Or des plissements aussi énergiques, allant jusqu’au renversement, sont une nouveauté pour qui vient de l’est. La chaîne des Ksour, le djebel Amour sont au contraire des régions de « plissements ébauchés » suivant l’expression du dernier géologue qui s’en est occupé, M. Ritter[123].

Voici donc une autre originalité du Grouz comparé à ses voisins de l’est. Il n’est pas seulement calcaire, tandis qu’ils sont gréseux ; il est en outre énergiquement plissé, tandis qu’ils le sont faiblement. Il est vrai que le premier caractère est apparemment un corollaire du second, l’énergie du plissement a amené en surface les couches plus profondes qui se sont trouvées calcaires.

Un raisonnement analogue conduit à conclure que l’apparition du Vorland avec ses vieilles roches primaires a quelque rapport de cause à effet avec l’énergie subitement accrue des plissements atliques.

Quoi qu’il en soit il y a là un fait d’importance géographique tout à fait considérable. Nous verrons dans les chapitres suivants que cette limite géologique entre les roches primaires et les terrains plus récents (crétacés marins et tertiaires continentaux), est une ligne de verdure et de vie qui se prolonge sans interruption notable pendant huit cents kilomètres, jusqu’au cœur du Sahara, jusqu’à In Salah. L’affleurement du Vorland primaire ne présente donc pas seulement un intérêt théorique et scientifique ; c’est lui, incontestablement, qui fait de la Zousfana la grande porte d’entrée du Sahara, une voie commerciale et ethnique de premier ordre ; notre étude géologique nous conduit à des conclusions de géographie humaine.
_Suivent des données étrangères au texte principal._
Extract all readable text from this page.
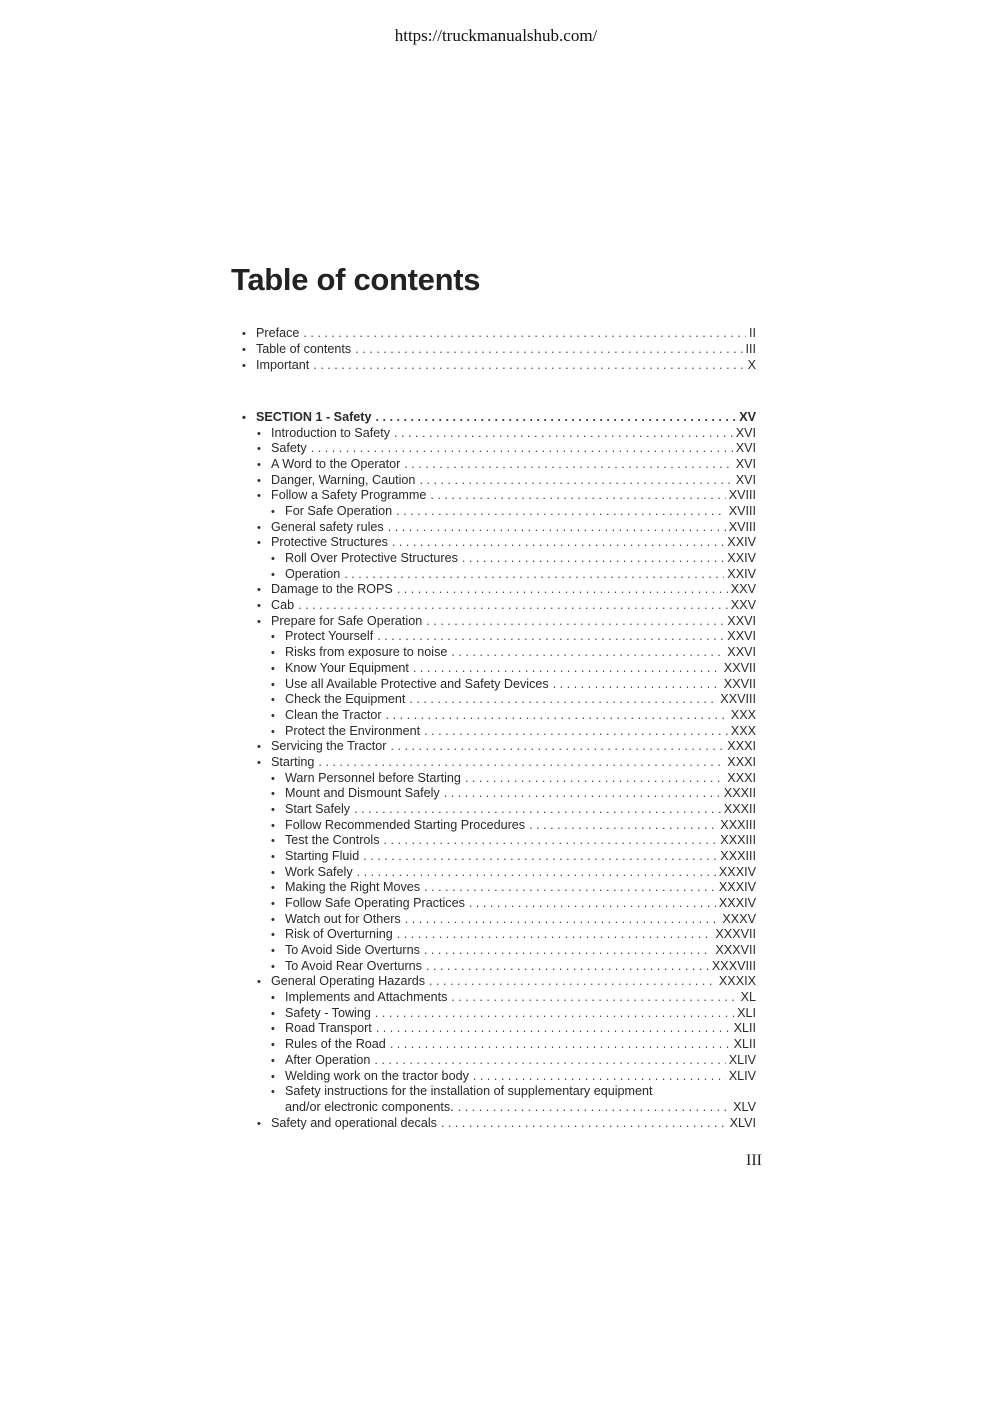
https://truckmanualshub.com/
Table of contents
• Preface . . .	II
• Table of contents . . .	III
• Important . . .	X
• SECTION 1 - Safety . . .	XV
• Introduction to Safety . . .	XVI
• Safety . . .	XVI
• A Word to the Operator . . .	XVI
• Danger, Warning, Caution . . .	XVI
• Follow a Safety Programme . . .	XVIII
• For Safe Operation . . .	XVIII
• General safety rules . . .	XVIII
• Protective Structures . . .	XXIV
• Roll Over Protective Structures . . .	XXIV
• Operation . . .	XXIV
• Damage to the ROPS . . .	XXV
• Cab . . .	XXV
• Prepare for Safe Operation . . .	XXVI
• Protect Yourself . . .	XXVI
• Risks from exposure to noise . . .	XXVI
• Know Your Equipment . . .	XXVII
• Use all Available Protective and Safety Devices . . .	XXVII
• Check the Equipment . . .	XXVIII
• Clean the Tractor . . .	XXX
• Protect the Environment . . .	XXX
• Servicing the Tractor . . .	XXXI
• Starting . . .	XXXI
• Warn Personnel before Starting . . .	XXXI
• Mount and Dismount Safely . . .	XXXII
• Start Safely . . .	XXXII
• Follow Recommended Starting Procedures . . .	XXXIII
• Test the Controls . . .	XXXIII
• Starting Fluid . . .	XXXIII
• Work Safely . . .	XXXIV
• Making the Right Moves . . .	XXXIV
• Follow Safe Operating Practices . . .	XXXIV
• Watch out for Others . . .	XXXV
• Risk of Overturning . . .	XXXVII
• To Avoid Side Overturns . . .	XXXVII
• To Avoid Rear Overturns . . .	XXXVIII
• General Operating Hazards . . .	XXXIX
• Implements and Attachments . . .	XL
• Safety - Towing . . .	XLI
• Road Transport . . .	XLII
• Rules of the Road . . .	XLII
• After Operation . . .	XLIV
• Welding work on the tractor body . . .	XLIV
• Safety instructions for the installation of supplementary equipment
and/or electronic components. . . .	XLV
• Safety and operational decals . . .	XLVI
III
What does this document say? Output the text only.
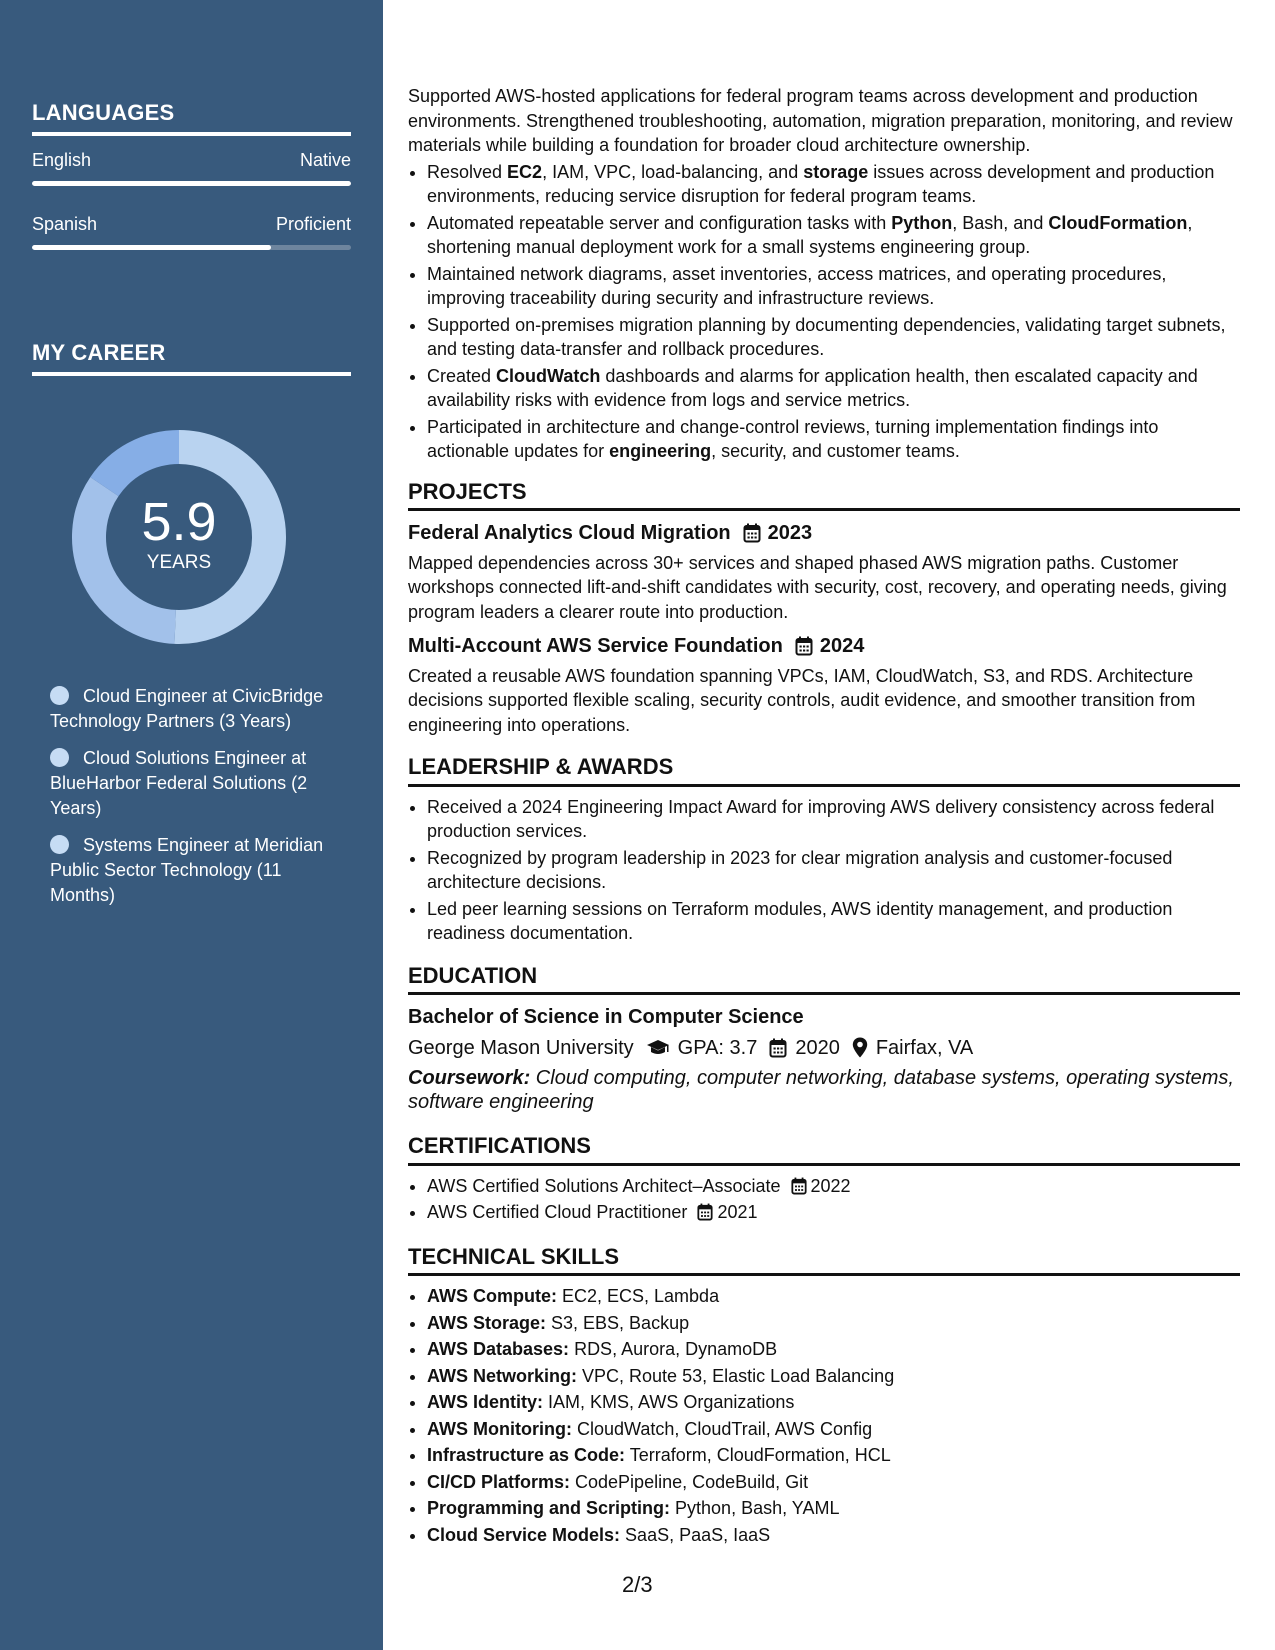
LANGUAGES
English	Native
Spanish	Proficient
MY CAREER
5.9
YEARS
Cloud Engineer at CivicBridge Technology Partners (3 Years)
Cloud Solutions Engineer at BlueHarbor Federal Solutions (2 Years)
Systems Engineer at Meridian Public Sector Technology (11 Months)

Supported AWS-hosted applications for federal program teams across development and production environments. Strengthened troubleshooting, automation, migration preparation, monitoring, and review materials while building a foundation for broader cloud architecture ownership.

• Resolved EC2, IAM, VPC, load-balancing, and storage issues across development and production environments, reducing service disruption for federal program teams.
• Automated repeatable server and configuration tasks with Python, Bash, and CloudFormation, shortening manual deployment work for a small systems engineering group.
• Maintained network diagrams, asset inventories, access matrices, and operating procedures, improving traceability during security and infrastructure reviews.
• Supported on-premises migration planning by documenting dependencies, validating target subnets, and testing data-transfer and rollback procedures.
• Created CloudWatch dashboards and alarms for application health, then escalated capacity and availability risks with evidence from logs and service metrics.
• Participated in architecture and change-control reviews, turning implementation findings into actionable updates for engineering, security, and customer teams.
PROJECTS
Federal Analytics Cloud Migration 2023
Mapped dependencies across 30+ services and shaped phased AWS migration paths. Customer workshops connected lift-and-shift candidates with security, cost, recovery, and operating needs, giving program leaders a clearer route into production.
Multi-Account AWS Service Foundation 2024
Created a reusable AWS foundation spanning VPCs, IAM, CloudWatch, S3, and RDS. Architecture decisions supported flexible scaling, security controls, audit evidence, and smoother transition from engineering into operations.
LEADERSHIP & AWARDS
• Received a 2024 Engineering Impact Award for improving AWS delivery consistency across federal production services.
• Recognized by program leadership in 2023 for clear migration analysis and customer-focused architecture decisions.
• Led peer learning sessions on Terraform modules, AWS identity management, and production readiness documentation.
EDUCATION
Bachelor of Science in Computer Science
George Mason University GPA: 3.7 2020 Fairfax, VA
Coursework: Cloud computing, computer networking, database systems, operating systems, software engineering
CERTIFICATIONS
• AWS Certified Solutions Architect–Associate 2022
• AWS Certified Cloud Practitioner 2021
TECHNICAL SKILLS
• AWS Compute: EC2, ECS, Lambda
• AWS Storage: S3, EBS, Backup
• AWS Databases: RDS, Aurora, DynamoDB
• AWS Networking: VPC, Route 53, Elastic Load Balancing
• AWS Identity: IAM, KMS, AWS Organizations
• AWS Monitoring: CloudWatch, CloudTrail, AWS Config
• Infrastructure as Code: Terraform, CloudFormation, HCL
• CI/CD Platforms: CodePipeline, CodeBuild, Git
• Programming and Scripting: Python, Bash, YAML
• Cloud Service Models: SaaS, PaaS, IaaS
2/3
Gîtes minéraux du Grouz. — A tout autre point de vue c’est le Grouz qui a une grande importance humaine.

Et d’abord le Grouz et ses dépendances atliques, semblent avoir le monopole des gîtes minéraux.
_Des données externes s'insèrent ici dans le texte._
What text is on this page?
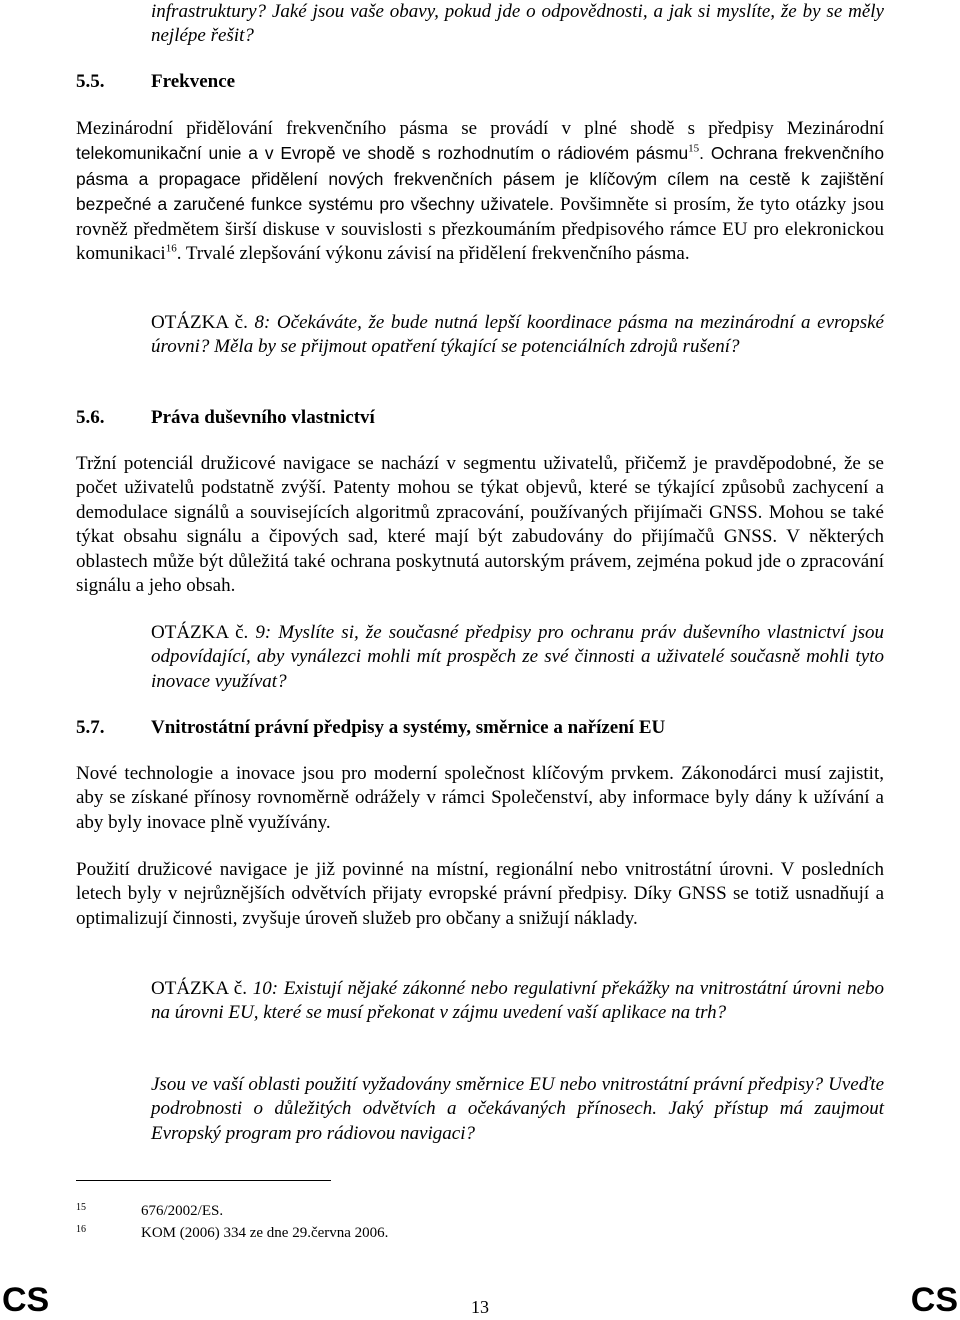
infrastruktury? Jaké jsou vaše obavy, pokud jde o odpovědnosti, a jak si myslíte, že by se měly nejlépe řešit?

5.5. Frekvence

Mezinárodní přidělování frekvenčního pásma se provádí v plné shodě s předpisy Mezinárodní telekomunikační unie a v Evropě ve shodě s rozhodnutím o rádiovém pásmu$^{15}$. Ochrana frekvenčního pásma a propagace přidělení nových frekvenčních pásem je klíčovým cílem na cestě k zajištění bezpečné a zaručené funkce systému pro všechny uživatele. Povšimněte si prosím, že tyto otázky jsou rovněž předmětem širší diskuse v souvislosti s přezkoumáním předpisového rámce EU pro elekronickou komunikaci$^{16}$. Trvalé zlepšování výkonu závisí na přidělení frekvenčního pásma.

OTÁZKA č. 8: Očekáváte, že bude nutná lepší koordinace pásma na mezinárodní a evropské úrovni? Měla by se přijmout opatření týkající se potenciálních zdrojů rušení?

5.6. Práva duševního vlastnictví

Tržní potenciál družicové navigace se nachází v segmentu uživatelů, přičemž je pravděpodobné, že se počet uživatelů podstatně zvýší. Patenty mohou se týkat objevů, které se týkající způsobů zachycení a demodulace signálů a souvisejících algoritmů zpracování, používaných přijímači GNSS. Mohou se také týkat obsahu signálu a čipových sad, které mají být zabudovány do přijímačů GNSS. V některých oblastech může být důležitá také ochrana poskytnutá autorským právem, zejména pokud jde o zpracování signálu a jeho obsah.

OTÁZKA č. 9: Myslíte si, že současné předpisy pro ochranu práv duševního vlastnictví jsou odpovídající, aby vynálezci mohli mít prospěch ze své činnosti a uživatelé současně mohli tyto inovace využívat?

5.7. Vnitrostátní právní předpisy a systémy, směrnice a nařízení EU

Nové technologie a inovace jsou pro moderní společnost klíčovým prvkem. Zákonodárci musí zajistit, aby se získané přínosy rovnoměrně odrážely v rámci Společenství, aby informace byly dány k užívání a aby byly inovace plně využívány.

Použití družicové navigace je již povinné na místní, regionální nebo vnitrostátní úrovni. V posledních letech byly v nejrůznějších odvětvích přijaty evropské právní předpisy. Díky GNSS se totiž usnadňují a optimalizují činnosti, zvyšuje úroveň služeb pro občany a snižují náklady.

OTÁZKA č. 10: Existují nějaké zákonné nebo regulativní překážky na vnitrostátní úrovni nebo na úrovni EU, které se musí překonat v zájmu uvedení vaší aplikace na trh?

Jsou ve vaší oblasti použití vyžadovány směrnice EU nebo vnitrostátní právní předpisy? Uveďte podrobnosti o důležitých odvětvích a očekávaných přínosech. Jaký přístup má zaujmout Evropský program pro rádiovou navigaci?

15	676/2002/ES.

16	KOM (2006) 334 ze dne 29.června 2006.

CS	13	CS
Et, à ce point de vue encore, le contraste est grand entre lui et la chaîne des Ksour, ou le djebel Amour, ses voisins orientaux. Dans tout l’Atlas saharien jusqu’au Hodna, il n’existe guère d’exploitation minière, ancienne ou récente. Aussi bien les grès médiocrement plissés de l’Atlas saharien ne peuvent pas être préjugés a priori aussi métallifères que les calcaires bouleversés de la région du Grouz ; d’autant que, dans l’Atlas que nous connaissons (Algérie-Tunisie), les régions calcaires sont le domaine de prédilection des gîtes minéraux exploitables.

D’autre part, la question de la houille mise à part, le Vorland hercynien ne semblerait pas avoir d’avenir minier, au moins d’après les informateurs indigènes qui signalent beaucoup de gîtes et tous dans l’Atlas.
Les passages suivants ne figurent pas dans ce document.